The ancient saying Udyogam purusha lakshanam is understood in common parlance as work is the identity of a man. Scholars have enlarged its interpretation to mean engaging oneself in higher spiritual discipline assuming the status of job. All jobs that one takes up are udyogas. For this column, it suffices to stick to the commonly understood meaning of the aforementioned ancient saying, pointing out that the term purusha has tended to include the other gender also, given the rising presence of women in the world of employment as it were. Readers of dailies got tickled recently by the land’s incumbent Prime Minister saying that even producing pakodas for a living is also employment. The widely read off-the-cuff line attributed to the VVIP, interestingly or sadly emerged on the national scene in a grim context of soaring unemployment in the land, in addition to the unguarded declaration by the top brass in the government that it was committed to create two million jobs annually to address the arduous task of providing work to people on a mass scale.
As the entry of more than 10 million virtual elements to the country’s workforce annually is mind-boggling to any administration in the country, the shortfall of opportunities for employment of any sort (barring pakoda making) compared to the mass of aspirants for jobs, one is prompted to observe that despite high grades in various qualifying examinations and tests conducted for screening and selecting the right candidates for specific jobs, it is not sufficient to be just competent but more importantly to be competitive.
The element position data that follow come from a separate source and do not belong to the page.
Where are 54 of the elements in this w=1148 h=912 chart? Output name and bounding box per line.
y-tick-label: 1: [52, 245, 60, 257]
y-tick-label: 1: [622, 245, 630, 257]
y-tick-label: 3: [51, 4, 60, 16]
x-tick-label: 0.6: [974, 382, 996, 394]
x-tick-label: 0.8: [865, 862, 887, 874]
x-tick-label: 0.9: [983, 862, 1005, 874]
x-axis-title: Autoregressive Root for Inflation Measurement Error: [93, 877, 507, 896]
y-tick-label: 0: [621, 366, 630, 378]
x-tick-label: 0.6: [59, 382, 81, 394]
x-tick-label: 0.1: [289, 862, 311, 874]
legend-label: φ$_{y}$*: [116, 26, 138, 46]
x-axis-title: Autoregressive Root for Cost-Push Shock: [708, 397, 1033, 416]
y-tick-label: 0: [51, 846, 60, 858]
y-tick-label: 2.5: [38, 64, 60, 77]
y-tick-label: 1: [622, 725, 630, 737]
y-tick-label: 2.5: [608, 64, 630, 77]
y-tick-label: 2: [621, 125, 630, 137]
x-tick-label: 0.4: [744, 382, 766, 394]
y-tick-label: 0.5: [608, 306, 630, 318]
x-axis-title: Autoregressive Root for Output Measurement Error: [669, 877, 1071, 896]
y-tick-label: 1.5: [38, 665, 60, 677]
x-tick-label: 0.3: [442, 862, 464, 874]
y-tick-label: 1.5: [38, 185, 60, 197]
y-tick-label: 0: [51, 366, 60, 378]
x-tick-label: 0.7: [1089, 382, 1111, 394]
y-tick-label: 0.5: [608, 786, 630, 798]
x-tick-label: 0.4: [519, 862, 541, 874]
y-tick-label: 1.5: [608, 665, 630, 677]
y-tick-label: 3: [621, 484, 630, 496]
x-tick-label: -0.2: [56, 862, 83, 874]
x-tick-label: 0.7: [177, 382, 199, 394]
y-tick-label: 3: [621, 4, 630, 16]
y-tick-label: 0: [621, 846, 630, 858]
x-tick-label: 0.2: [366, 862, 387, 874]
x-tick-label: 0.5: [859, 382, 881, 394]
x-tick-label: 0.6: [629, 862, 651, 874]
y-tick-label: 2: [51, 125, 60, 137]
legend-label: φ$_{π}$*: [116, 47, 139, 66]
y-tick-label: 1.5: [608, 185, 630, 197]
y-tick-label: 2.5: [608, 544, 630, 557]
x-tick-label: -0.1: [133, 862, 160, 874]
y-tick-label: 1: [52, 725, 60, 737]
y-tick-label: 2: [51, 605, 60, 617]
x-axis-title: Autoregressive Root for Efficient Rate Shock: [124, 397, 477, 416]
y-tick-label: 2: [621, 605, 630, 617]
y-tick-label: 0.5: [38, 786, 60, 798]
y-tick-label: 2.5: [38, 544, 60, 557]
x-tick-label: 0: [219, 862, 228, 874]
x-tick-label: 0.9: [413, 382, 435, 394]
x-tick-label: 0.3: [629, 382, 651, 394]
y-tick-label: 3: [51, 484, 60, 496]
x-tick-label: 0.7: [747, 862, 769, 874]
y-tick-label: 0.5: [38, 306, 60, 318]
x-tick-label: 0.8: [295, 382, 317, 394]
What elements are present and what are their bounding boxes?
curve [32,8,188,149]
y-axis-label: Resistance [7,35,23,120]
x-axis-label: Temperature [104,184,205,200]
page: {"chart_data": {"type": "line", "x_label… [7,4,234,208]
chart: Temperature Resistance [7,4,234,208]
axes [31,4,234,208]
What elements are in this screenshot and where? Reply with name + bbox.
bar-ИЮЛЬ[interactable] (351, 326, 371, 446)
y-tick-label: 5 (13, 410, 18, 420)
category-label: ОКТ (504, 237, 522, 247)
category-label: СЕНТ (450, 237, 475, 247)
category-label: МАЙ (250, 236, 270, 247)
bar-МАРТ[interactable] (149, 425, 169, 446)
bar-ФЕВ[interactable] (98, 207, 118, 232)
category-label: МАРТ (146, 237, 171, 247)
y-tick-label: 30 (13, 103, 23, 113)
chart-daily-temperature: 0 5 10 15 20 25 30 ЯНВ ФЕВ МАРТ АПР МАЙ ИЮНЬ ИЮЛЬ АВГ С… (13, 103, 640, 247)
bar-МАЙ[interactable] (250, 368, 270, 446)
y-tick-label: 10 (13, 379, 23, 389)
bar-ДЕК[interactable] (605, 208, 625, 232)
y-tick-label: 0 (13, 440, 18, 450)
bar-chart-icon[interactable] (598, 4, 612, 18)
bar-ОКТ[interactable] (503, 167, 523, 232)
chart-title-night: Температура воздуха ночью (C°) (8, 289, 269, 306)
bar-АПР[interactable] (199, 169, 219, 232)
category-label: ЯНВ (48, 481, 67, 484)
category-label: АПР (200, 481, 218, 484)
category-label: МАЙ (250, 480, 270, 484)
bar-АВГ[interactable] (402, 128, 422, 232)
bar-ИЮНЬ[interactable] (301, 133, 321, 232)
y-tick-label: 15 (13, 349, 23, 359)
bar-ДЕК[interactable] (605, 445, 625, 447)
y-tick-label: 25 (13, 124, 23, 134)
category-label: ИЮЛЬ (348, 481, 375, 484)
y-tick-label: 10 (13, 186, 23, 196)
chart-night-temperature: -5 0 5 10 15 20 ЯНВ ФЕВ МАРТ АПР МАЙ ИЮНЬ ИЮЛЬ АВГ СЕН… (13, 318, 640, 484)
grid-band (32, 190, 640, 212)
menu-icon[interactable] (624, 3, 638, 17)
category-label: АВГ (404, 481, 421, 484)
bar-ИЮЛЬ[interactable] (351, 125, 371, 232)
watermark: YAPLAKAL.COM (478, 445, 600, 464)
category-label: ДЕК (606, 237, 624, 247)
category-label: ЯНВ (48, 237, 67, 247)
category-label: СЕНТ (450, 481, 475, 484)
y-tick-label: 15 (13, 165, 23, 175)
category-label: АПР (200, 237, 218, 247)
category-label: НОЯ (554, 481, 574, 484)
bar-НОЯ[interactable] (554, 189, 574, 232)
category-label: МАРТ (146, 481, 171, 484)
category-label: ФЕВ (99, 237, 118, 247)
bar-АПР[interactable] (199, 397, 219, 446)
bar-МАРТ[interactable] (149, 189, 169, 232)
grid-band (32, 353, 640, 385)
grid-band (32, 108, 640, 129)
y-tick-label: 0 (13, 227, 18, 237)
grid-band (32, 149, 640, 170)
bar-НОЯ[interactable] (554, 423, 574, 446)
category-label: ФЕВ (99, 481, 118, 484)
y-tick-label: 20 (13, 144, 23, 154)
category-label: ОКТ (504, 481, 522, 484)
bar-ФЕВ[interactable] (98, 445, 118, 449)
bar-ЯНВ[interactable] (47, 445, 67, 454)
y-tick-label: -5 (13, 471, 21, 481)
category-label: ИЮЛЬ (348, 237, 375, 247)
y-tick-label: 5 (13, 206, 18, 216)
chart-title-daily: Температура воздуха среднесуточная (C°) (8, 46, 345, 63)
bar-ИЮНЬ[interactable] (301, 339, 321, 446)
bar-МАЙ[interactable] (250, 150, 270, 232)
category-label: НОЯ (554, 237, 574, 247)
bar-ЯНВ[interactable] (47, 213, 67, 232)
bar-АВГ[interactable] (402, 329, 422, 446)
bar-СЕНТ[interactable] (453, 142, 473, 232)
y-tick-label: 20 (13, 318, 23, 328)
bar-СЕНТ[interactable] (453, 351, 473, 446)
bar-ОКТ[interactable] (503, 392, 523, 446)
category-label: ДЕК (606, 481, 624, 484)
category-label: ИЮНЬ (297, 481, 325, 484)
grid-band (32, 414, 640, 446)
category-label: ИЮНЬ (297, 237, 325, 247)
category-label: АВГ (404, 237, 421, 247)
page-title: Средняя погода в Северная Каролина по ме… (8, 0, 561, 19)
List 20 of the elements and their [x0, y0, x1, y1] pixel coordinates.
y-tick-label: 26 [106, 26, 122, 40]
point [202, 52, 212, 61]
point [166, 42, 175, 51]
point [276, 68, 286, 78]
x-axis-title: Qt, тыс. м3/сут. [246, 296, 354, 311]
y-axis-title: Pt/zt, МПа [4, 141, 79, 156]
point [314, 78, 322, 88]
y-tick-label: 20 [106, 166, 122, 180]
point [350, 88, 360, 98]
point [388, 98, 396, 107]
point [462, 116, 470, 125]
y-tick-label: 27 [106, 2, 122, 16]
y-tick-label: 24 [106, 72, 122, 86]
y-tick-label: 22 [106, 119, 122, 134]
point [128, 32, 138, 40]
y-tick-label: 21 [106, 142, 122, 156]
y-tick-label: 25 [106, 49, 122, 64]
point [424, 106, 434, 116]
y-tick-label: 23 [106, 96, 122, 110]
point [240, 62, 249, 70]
Skill in doing work and academic excellence with proof of records such as marks card and certificates are different kettles of fish. We have been informed by industry circles that more than 50 per cent of India’s engineering graduates emerging from colleges and Universities in numbers said to be about 1,00,000 every year are not competent enough to be employed in industry. More shockingly, it has been disclosed from circles in the computer software world that 94 per cent of the graduates in Computer Science don’t possess the skills enough to meet the needs of the sector. The number of subjects and courses available to the country’s youth are so large that one can specialise as a professional similar to specialisations in the medical field.
Close to 25 lakh students pass out from Industrial Training Institutes (ITIs) each year across the country with no valid data on how they are employed mirroring an apathetic outlook to harnessing the trained human resource. The just announced measure of setting up a National Board for ITI augurs well for the mass harvest of skilled workforce.